Shares of Canadian pot titan Aurora Cannabis (NYSE:ACB) not only failed to break out of their nearly yearlong funk last month, but they also fell by another 12.5% over the course of January, according to data from S&P Global Market Intelligence.
Why is Aurora's stock failing to find a bottom? While some top pot stocks like Canopy Growth and OrganiGram Holdings actually posted gains last month, Aurora's shares continued to move lower over growing concerns that the company will face a cash crunch in the not-so-distant future.
Aurora's dwindling cash position and highly uncertain growth outlook haven't gone unnoticed on Wall Street. On Jan. 10, for instance, Piper Sandler slashed its 12-month price target on the stock from $3 to $1. In effect, the investment bank is calling for the company's shares to shed another 50% of their value by the end of 2020.
That's a rather dire take -- especially in light of the fact that the stock has already fallen by 61% over the prior 12 months. Nonetheless, GLJ Research is even more pessimistic about Aurora. Last December, GLJ analyst Gordon Johnson rolled out a controversial $0 price target on the pot stock. In his view, Aurora is flat-out worthless.

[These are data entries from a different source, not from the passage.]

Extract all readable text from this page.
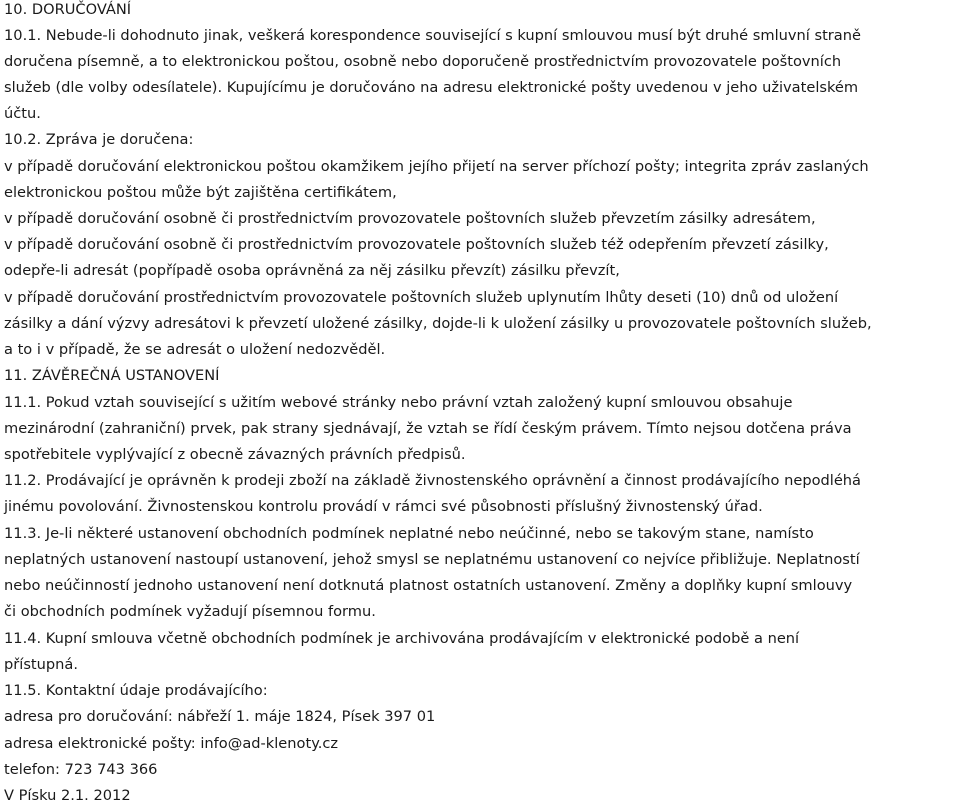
10. DORUČOVÁNÍ
10.1. Nebude-li dohodnuto jinak, veškerá korespondence související s kupní smlouvou musí být druhé smluvní straně
doručena písemně, a to elektronickou poštou, osobně nebo doporučeně prostřednictvím provozovatele poštovních
služeb (dle volby odesílatele). Kupujícímu je doručováno na adresu elektronické pošty uvedenou v jeho uživatelském
účtu.
10.2. Zpráva je doručena:
v případě doručování elektronickou poštou okamžikem jejího přijetí na server příchozí pošty; integrita zpráv zaslaných
elektronickou poštou může být zajištěna certifikátem,
v případě doručování osobně či prostřednictvím provozovatele poštovních služeb převzetím zásilky adresátem,
v případě doručování osobně či prostřednictvím provozovatele poštovních služeb též odepřením převzetí zásilky,
odepře-li adresát (popřípadě osoba oprávněná za něj zásilku převzít) zásilku převzít,
v případě doručování prostřednictvím provozovatele poštovních služeb uplynutím lhůty deseti (10) dnů od uložení
zásilky a dání výzvy adresátovi k převzetí uložené zásilky, dojde-li k uložení zásilky u provozovatele poštovních služeb,
a to i v případě, že se adresát o uložení nedozvěděl.
11. ZÁVĚREČNÁ USTANOVENÍ
11.1. Pokud vztah související s užitím webové stránky nebo právní vztah založený kupní smlouvou obsahuje
mezinárodní (zahraniční) prvek, pak strany sjednávají, že vztah se řídí českým právem. Tímto nejsou dotčena práva
spotřebitele vyplývající z obecně závazných právních předpisů.
11.2. Prodávající je oprávněn k prodeji zboží na základě živnostenského oprávnění a činnost prodávajícího nepodléhá
jinému povolování. Živnostenskou kontrolu provádí v rámci své působnosti příslušný živnostenský úřad.
11.3. Je-li některé ustanovení obchodních podmínek neplatné nebo neúčinné, nebo se takovým stane, namísto
neplatných ustanovení nastoupí ustanovení, jehož smysl se neplatnému ustanovení co nejvíce přibližuje. Neplatností
nebo neúčinností jednoho ustanovení není dotknutá platnost ostatních ustanovení. Změny a doplňky kupní smlouvy
či obchodních podmínek vyžadují písemnou formu.
11.4. Kupní smlouva včetně obchodních podmínek je archivována prodávajícím v elektronické podobě a není
přístupná.
11.5. Kontaktní údaje prodávajícího:
adresa pro doručování: nábřeží 1. máje 1824, Písek 397 01
adresa elektronické pošty: info@ad-klenoty.cz
telefon: 723 743 366
V Písku 2.1. 2012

Is Wall Street wrong about this top pot stock? Aurora definitely has some serious issues to contend with this year. The company has to clean up its balance sheet, find sources of capital other than simply selling shares, and capitalize on the recent legalization of high-margin derivatives like edibles, vapes, and beverages. Unfortunately, Aurora may not be able to achieve any of these key operational goals anytime soon. Investors, in turn, would probably be wise to avoid this name in 2020.